The Illusion of Mastery

Popular culture, of course, has not caught up. In Mission: Impossible – The Final Reckoning, the summer’s most watched film, a rogue AI called “The Entity” manipulates global systems. But Tom Cruise still wins. The machine, though powerful, is ultimately defeatable with courage, keys, and human grit.

It’s a fantasy. And more dangerously, it’s one we want to believe.

Because the truth is less heroic. The real Entity is not centralized. It doesn’t have a villain’s voice. It is ambient. Background. Ubiquitous. It doesn’t need to conquer us. It only needs to be easier.

And no religion, no tradition, is currently prepared for the consequences.

Can Conscience Compete?

At the heart of every major world religion lies a shared conviction: that human beings are moral agents. That we are capable of choosing between right and wrong. That there is something sacred in the struggle to choose well.

But AI does not struggle. It calculates.

Judaism speaks of yetzer ha-tov and yetzer ha-ra—the inclination toward good and evil—and the lifelong tension between the two. Islam honors the deliberative process of ijtihad, where scholars weigh law, context, and intention. Christianity teaches of conscience and free will. Hinduism and Buddhism ask adherents to contemplate karma, dharma, compassion, and intention over lifetimes.

None of these traditions assign morality to efficiency.

But that is what AI does. Not because it is evil. Because it is designed to optimize.

A drone does not hesitate. An algorithm does not forgive. A neural network does not believe in grace.

The Beast Without Teeth

The Book of Revelation’s “Beast” has often been dismissed as medieval allegory. But in 2025, the infrastructure of total control no longer looks like fantasy. It looks like interoperability. It looks like platforms, IDs, algorithms. It looks like a world where access to goods, services, employment, and communication depends on compliance with invisible code.

You don’t need a tattoo. You only need a digital profile that doesn’t conform.

And you don’t need to be Christian to see the problem.

What becomes of human value when a person’s worth is scored by a system trained on previous biases? What becomes of moral exception when the system doesn’t permit exceptions? What becomes of dissent when all your speech is filtered before anyone sees it?

What becomes of faith when machines are trusted to judge?

The System Eats Its Creators

Not even the church is safe. Nor the synagogue. Nor the madrasa. Nor the monastery.

Every religious institution now uses AI tools. Automated translations. Algorithmic outreach. Targeted fundraising. Predictive logistics. Facial recognition for security. Some even use sentiment analysis to shape sermons and outreach.

What begins as tool becomes platform. What begins as platform becomes norm.

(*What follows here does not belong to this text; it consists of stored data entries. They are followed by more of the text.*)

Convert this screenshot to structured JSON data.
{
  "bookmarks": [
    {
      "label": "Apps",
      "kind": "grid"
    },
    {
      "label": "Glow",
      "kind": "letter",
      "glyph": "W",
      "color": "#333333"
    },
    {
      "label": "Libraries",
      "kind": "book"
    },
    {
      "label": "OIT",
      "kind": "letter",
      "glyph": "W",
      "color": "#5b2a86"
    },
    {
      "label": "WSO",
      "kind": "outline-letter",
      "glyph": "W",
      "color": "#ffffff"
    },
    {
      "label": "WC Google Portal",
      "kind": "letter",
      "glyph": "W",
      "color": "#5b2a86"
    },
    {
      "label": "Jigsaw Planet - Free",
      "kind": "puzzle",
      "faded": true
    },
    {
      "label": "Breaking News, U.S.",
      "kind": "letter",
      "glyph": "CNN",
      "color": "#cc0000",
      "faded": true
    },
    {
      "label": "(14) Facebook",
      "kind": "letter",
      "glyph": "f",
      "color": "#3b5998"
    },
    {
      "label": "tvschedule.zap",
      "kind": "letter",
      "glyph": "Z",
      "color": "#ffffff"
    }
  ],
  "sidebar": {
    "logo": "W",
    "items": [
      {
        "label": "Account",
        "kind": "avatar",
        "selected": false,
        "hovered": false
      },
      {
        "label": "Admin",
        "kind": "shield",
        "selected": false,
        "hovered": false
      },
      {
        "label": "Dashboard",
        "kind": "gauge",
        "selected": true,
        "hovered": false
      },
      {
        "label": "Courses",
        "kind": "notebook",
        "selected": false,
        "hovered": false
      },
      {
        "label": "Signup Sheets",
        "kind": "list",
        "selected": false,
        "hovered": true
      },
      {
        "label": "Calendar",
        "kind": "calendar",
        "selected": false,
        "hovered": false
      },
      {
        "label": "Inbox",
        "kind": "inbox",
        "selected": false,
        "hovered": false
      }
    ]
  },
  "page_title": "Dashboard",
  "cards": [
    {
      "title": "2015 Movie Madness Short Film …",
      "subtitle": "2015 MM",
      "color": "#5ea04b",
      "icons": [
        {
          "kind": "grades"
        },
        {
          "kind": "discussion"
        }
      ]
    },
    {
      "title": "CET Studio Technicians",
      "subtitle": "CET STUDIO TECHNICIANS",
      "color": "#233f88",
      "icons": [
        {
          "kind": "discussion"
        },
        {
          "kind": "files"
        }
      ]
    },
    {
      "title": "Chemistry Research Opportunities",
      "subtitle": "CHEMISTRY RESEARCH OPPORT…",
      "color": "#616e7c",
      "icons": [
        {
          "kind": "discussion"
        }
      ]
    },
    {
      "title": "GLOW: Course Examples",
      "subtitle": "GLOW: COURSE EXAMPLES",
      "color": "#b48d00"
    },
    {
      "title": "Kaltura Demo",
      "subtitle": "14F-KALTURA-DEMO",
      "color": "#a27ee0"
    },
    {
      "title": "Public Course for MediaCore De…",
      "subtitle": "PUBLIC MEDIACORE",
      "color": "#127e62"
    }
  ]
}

And what becomes of a tradition when it can only speak within systems it cannot control?

Even Pope Leo XIV’s message was transmitted through platforms optimized for attention. Even the most sacred texts are now parsed by AI systems to enhance discoverability. The Word is not lost—but it is filtered.

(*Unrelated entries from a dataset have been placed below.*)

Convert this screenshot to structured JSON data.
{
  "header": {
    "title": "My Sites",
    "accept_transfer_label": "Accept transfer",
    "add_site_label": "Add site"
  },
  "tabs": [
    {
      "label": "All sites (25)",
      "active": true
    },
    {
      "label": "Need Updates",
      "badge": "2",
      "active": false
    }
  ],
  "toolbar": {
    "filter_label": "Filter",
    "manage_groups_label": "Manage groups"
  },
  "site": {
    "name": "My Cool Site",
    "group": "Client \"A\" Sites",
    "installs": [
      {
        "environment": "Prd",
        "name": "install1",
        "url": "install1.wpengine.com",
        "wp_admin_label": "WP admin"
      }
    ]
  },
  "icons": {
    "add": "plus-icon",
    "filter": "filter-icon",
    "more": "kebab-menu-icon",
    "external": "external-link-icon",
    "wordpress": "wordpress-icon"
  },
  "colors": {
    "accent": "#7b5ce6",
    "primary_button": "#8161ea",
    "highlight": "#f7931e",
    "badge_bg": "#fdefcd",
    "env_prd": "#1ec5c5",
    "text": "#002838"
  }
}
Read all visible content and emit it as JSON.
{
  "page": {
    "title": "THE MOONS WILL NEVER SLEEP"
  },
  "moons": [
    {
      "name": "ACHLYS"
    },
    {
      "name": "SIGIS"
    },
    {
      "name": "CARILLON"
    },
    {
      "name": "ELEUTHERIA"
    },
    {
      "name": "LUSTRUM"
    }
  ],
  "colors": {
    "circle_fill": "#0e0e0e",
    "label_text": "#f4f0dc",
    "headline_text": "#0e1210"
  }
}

And if conscience is filtered long enough, it forgets how to speak.

A Common Reckoning

This is not a call for panic. It is a call for recognition.

The war is not between religion and science. It is between the human soul and a system that no longer understands what a soul is. The machine does not hate God. It simply does not need Him.

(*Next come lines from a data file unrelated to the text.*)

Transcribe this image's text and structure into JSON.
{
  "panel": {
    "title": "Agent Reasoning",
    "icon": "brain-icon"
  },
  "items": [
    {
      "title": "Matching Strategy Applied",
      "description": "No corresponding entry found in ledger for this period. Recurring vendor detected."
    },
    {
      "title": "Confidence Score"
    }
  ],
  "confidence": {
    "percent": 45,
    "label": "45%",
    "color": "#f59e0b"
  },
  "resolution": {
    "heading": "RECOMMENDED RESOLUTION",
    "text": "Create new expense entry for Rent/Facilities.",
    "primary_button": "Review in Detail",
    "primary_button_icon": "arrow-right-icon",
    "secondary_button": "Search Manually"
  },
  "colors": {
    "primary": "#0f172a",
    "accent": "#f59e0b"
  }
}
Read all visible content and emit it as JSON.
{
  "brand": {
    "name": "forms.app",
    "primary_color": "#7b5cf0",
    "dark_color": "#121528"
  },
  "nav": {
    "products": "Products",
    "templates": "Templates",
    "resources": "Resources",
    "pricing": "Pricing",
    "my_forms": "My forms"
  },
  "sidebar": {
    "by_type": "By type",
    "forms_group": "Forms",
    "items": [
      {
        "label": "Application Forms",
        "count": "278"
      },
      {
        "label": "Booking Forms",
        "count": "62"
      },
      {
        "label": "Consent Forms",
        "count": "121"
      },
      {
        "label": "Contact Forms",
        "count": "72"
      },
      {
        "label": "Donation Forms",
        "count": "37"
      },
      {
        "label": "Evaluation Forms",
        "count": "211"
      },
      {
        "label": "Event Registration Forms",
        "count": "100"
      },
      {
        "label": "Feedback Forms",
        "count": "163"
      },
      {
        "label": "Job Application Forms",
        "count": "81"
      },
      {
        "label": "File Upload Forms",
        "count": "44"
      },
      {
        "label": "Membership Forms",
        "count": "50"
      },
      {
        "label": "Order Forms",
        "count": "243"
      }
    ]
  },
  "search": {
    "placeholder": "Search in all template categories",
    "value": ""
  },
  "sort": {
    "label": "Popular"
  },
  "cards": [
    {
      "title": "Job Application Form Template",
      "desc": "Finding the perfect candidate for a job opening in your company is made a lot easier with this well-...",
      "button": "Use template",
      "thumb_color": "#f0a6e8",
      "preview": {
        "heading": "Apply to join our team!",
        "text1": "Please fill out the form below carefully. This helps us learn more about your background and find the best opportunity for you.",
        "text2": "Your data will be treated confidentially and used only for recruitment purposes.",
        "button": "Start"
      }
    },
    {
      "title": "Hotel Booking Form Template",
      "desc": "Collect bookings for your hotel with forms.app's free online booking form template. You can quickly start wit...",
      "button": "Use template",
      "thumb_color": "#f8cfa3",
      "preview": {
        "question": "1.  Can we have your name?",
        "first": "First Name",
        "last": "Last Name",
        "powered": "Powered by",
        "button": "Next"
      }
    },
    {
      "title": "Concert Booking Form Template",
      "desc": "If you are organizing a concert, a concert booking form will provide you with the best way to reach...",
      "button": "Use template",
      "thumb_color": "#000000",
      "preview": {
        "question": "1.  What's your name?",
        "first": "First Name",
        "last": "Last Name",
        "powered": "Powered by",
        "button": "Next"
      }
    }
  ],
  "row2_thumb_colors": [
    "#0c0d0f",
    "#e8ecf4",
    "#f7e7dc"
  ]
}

The question is not whether we should ban AI.

The question is whether we will allow it to absorb every act of human discernment.

And if we do, then the question becomes much darker:

Will we even notice what we’ve lost?

Because religion begins in awe. In mystery. In tension. In the space between what is known and what is good.

That space is shrinking.

If there is to be a resistance—Christian, Jewish, Muslim, Hindu, Buddhist, or otherwise—it must begin not with dogma, but with refusal.

Refusal to forget what it means to be human.

Refusal to let silence be mistaken for agreement.

Refusal to let the machine decide everything—even if it can.

The drone did not wait. The question is—will we?